The Do-Deca-Pentathlon stands on its own, staring Mark Kelly and Steve Zissis (a regular of the brothers since Baghead) as two brothers who compete in a private Olympics with 25 events. What’s at stake? Who is the better and more loved son. The competition was never completed after it was considered a draw, when their aunt pulled Mark out of the pool during an “event” to see whom can hold their breath the longest. But it has now been reinvigorated during a charity fun run. This is cause for concern for Zissis’ Mark, who is not exactly in shape for the Do-Deca, consisting of running, hiking, swimming, arm wrestling, laser tag and pool, to name a few. This causes some concern amongst his wife, played powerfully and subtly by Jennifer Lafleur.

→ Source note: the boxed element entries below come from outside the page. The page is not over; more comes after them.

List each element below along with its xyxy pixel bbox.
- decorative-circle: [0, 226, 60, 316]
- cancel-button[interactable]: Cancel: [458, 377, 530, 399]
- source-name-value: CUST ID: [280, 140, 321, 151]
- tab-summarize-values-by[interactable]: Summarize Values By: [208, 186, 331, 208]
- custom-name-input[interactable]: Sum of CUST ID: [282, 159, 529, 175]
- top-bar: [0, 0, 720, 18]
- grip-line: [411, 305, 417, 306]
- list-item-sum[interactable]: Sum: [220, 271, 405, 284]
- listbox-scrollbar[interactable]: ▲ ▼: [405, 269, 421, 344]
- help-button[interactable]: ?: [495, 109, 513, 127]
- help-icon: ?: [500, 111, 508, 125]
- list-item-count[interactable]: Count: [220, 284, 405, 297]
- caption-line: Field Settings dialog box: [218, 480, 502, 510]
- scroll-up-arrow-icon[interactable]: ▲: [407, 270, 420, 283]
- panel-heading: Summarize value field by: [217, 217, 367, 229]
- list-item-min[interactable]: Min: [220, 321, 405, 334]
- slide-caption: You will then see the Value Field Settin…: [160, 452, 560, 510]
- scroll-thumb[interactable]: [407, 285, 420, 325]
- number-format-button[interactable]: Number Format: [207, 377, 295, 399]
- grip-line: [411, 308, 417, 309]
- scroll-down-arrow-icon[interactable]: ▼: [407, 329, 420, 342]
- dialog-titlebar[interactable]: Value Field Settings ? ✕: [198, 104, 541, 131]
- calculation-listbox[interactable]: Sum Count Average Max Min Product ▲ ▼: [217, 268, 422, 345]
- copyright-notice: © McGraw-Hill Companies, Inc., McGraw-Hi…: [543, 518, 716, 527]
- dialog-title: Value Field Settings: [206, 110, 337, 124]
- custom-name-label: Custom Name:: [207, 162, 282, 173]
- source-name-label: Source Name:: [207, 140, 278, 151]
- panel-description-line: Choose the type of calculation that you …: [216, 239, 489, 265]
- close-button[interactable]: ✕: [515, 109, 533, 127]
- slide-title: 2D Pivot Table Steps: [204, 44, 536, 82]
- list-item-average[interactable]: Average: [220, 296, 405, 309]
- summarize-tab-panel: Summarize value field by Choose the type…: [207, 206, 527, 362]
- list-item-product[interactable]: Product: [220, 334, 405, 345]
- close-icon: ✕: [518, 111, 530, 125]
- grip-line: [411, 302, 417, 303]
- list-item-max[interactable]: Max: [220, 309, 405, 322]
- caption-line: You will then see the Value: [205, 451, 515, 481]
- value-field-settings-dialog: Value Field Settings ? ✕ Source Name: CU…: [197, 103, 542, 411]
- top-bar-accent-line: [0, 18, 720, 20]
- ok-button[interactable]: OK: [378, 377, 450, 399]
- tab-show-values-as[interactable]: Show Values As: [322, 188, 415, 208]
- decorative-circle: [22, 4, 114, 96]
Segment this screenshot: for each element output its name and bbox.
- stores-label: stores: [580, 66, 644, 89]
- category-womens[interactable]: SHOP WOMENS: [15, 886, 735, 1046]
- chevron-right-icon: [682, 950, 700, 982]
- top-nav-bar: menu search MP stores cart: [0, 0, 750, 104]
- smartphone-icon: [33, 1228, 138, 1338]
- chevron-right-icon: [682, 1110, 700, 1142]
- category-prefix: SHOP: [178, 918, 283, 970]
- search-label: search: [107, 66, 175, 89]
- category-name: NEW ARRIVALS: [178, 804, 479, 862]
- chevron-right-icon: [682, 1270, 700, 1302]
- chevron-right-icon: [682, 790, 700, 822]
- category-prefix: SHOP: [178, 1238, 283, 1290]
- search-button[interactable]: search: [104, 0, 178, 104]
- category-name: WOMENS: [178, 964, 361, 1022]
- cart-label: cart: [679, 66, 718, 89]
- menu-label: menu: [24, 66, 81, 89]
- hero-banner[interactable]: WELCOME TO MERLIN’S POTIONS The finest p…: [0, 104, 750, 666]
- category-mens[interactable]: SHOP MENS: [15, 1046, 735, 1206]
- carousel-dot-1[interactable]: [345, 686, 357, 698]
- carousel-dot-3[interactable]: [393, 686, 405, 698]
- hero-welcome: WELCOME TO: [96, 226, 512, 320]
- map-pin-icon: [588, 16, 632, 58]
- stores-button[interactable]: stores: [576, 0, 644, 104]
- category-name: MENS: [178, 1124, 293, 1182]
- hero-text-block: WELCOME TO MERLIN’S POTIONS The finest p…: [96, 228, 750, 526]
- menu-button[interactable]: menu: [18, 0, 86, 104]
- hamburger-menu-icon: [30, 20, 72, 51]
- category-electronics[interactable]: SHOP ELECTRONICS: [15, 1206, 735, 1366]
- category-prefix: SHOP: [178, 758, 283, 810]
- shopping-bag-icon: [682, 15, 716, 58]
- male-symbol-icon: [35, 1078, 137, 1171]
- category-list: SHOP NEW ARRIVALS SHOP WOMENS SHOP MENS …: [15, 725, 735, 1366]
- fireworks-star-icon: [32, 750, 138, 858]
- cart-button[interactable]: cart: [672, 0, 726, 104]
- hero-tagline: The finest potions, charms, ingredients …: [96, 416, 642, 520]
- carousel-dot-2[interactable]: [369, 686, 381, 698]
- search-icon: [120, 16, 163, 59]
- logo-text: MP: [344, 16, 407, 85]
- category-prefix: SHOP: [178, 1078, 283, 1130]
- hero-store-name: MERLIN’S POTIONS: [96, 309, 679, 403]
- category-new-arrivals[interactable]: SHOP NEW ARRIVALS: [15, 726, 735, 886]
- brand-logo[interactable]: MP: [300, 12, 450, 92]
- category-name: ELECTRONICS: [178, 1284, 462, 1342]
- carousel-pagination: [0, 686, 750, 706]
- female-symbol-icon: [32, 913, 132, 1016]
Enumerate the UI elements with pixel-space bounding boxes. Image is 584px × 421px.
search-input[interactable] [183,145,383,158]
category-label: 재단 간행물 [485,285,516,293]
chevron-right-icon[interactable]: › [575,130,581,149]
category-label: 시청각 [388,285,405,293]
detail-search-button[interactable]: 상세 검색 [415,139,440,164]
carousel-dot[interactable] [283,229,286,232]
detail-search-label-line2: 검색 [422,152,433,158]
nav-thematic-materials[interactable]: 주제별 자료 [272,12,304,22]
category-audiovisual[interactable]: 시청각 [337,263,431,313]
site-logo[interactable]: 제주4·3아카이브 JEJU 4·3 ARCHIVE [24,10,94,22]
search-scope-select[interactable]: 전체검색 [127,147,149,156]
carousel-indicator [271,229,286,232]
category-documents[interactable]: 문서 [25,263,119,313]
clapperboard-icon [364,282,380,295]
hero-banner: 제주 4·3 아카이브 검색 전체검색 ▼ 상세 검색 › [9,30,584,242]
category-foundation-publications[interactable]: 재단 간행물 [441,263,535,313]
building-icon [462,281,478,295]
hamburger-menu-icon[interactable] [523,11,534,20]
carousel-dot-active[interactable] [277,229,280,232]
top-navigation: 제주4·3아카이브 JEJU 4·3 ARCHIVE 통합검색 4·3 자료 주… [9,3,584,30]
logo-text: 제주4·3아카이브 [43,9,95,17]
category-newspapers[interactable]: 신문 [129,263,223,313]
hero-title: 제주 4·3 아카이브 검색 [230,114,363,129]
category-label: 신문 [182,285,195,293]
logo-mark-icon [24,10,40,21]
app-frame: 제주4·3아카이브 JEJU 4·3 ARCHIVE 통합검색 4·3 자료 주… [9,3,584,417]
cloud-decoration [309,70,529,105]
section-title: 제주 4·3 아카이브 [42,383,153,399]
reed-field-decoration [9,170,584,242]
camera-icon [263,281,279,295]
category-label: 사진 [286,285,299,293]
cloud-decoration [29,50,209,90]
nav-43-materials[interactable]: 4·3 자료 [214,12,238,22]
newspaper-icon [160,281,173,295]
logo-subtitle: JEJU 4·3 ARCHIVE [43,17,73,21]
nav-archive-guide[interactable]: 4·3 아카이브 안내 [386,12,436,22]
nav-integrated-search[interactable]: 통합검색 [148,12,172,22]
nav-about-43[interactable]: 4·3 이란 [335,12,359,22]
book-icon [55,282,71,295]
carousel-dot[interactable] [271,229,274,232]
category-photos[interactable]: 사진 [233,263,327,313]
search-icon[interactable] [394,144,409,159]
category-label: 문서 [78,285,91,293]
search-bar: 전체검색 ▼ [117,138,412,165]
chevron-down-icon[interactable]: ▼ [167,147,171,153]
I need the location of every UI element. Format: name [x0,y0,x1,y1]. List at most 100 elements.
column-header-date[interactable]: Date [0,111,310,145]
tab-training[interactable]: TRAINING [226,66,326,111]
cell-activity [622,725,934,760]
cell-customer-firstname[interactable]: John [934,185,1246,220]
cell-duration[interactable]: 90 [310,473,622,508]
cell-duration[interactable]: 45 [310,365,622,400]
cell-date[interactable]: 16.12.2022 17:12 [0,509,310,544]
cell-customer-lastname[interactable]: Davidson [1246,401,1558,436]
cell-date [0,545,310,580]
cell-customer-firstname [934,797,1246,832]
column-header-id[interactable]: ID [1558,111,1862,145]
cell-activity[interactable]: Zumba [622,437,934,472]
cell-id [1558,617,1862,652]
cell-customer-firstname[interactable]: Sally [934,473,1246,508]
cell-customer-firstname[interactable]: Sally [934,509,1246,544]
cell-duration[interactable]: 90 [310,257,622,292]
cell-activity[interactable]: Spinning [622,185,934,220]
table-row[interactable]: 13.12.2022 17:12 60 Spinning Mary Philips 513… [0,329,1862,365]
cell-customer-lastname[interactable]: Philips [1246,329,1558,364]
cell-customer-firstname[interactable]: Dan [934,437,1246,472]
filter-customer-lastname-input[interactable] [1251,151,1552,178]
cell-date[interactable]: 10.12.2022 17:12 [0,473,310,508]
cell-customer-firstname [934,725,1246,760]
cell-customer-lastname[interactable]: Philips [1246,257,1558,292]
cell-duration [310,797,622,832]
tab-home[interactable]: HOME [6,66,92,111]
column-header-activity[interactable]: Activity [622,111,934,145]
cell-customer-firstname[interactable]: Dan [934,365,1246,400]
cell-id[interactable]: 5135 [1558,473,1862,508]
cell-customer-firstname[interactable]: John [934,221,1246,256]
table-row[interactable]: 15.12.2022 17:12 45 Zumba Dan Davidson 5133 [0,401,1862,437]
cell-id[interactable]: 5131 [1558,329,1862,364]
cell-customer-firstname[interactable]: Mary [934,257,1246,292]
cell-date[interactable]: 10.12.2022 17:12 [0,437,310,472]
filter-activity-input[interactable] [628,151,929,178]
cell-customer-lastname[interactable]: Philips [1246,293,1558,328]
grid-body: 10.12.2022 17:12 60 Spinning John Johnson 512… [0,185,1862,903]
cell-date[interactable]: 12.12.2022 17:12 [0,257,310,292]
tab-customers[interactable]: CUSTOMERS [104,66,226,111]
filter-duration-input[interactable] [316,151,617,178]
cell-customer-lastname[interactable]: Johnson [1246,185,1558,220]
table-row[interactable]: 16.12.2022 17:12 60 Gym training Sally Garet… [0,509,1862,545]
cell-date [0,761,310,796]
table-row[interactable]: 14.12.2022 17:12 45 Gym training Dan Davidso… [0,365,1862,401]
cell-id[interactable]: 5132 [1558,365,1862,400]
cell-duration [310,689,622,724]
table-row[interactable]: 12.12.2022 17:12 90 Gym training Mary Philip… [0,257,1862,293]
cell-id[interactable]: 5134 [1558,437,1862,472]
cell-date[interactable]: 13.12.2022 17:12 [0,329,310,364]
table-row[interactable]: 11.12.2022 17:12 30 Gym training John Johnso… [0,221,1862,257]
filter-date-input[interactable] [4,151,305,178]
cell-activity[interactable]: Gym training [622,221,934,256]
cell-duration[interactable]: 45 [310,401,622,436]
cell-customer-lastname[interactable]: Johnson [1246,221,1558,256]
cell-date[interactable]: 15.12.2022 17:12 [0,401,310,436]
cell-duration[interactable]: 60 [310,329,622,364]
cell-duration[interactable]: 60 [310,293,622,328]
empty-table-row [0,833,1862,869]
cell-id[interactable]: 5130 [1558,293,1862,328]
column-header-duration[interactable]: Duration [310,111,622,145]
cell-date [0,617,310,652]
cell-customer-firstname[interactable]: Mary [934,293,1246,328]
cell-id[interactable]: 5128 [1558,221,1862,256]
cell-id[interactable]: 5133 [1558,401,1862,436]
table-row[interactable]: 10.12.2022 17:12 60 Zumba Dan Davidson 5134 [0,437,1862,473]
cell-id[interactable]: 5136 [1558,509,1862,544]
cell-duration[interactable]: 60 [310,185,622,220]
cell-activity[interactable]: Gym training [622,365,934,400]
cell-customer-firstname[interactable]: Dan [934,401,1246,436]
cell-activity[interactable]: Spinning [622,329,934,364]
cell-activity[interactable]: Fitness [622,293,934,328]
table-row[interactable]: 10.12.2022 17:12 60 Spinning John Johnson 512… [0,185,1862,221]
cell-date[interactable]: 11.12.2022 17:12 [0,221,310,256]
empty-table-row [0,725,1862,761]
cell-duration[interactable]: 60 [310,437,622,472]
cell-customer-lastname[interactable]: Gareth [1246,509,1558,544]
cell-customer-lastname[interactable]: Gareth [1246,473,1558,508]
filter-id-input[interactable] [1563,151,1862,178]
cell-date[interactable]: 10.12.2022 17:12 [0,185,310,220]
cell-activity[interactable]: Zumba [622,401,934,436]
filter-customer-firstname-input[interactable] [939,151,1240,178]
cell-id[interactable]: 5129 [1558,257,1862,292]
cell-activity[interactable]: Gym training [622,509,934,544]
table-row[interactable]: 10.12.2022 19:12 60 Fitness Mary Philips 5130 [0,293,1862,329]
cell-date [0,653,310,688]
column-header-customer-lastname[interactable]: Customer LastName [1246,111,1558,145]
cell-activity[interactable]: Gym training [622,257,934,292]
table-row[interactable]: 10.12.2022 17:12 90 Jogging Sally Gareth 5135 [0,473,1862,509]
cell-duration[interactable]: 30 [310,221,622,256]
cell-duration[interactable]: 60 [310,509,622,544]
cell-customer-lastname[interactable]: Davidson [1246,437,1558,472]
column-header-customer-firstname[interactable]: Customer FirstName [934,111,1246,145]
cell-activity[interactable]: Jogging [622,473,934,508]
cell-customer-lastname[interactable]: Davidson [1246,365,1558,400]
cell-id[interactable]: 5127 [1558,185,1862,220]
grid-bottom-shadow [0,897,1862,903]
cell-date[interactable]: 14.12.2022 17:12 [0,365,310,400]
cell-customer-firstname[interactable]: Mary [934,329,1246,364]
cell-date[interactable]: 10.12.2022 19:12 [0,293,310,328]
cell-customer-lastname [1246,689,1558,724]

Like many sports films, this isn’t about winners or losers. Estranged from each other for several years the brothers bond grows closer and what seems less touching and slightly ruthless evolves into a honest portrait of family quirks. Also touching is Jeremy’s (Mark Kelly) relationship with Mark’s son (Reid Williams). Even in a misfire like Baghead, they ground their humor in quirky obsession and touching realism, as a tool for achieving an honesty that become the hallmark of a Duplass brothers feature. The voice of the brothers is slightly less mature and perhaps less refined than their studio projects. Although a broader comedy, it exists within the Duplass brothers context of the absurd – there are relationships and quirks we cling to as we grow older that are part of us. They continually question while you can grow up and shift your context, do you ever really change? These are concerns that few other filmmakers can handle as skillfully.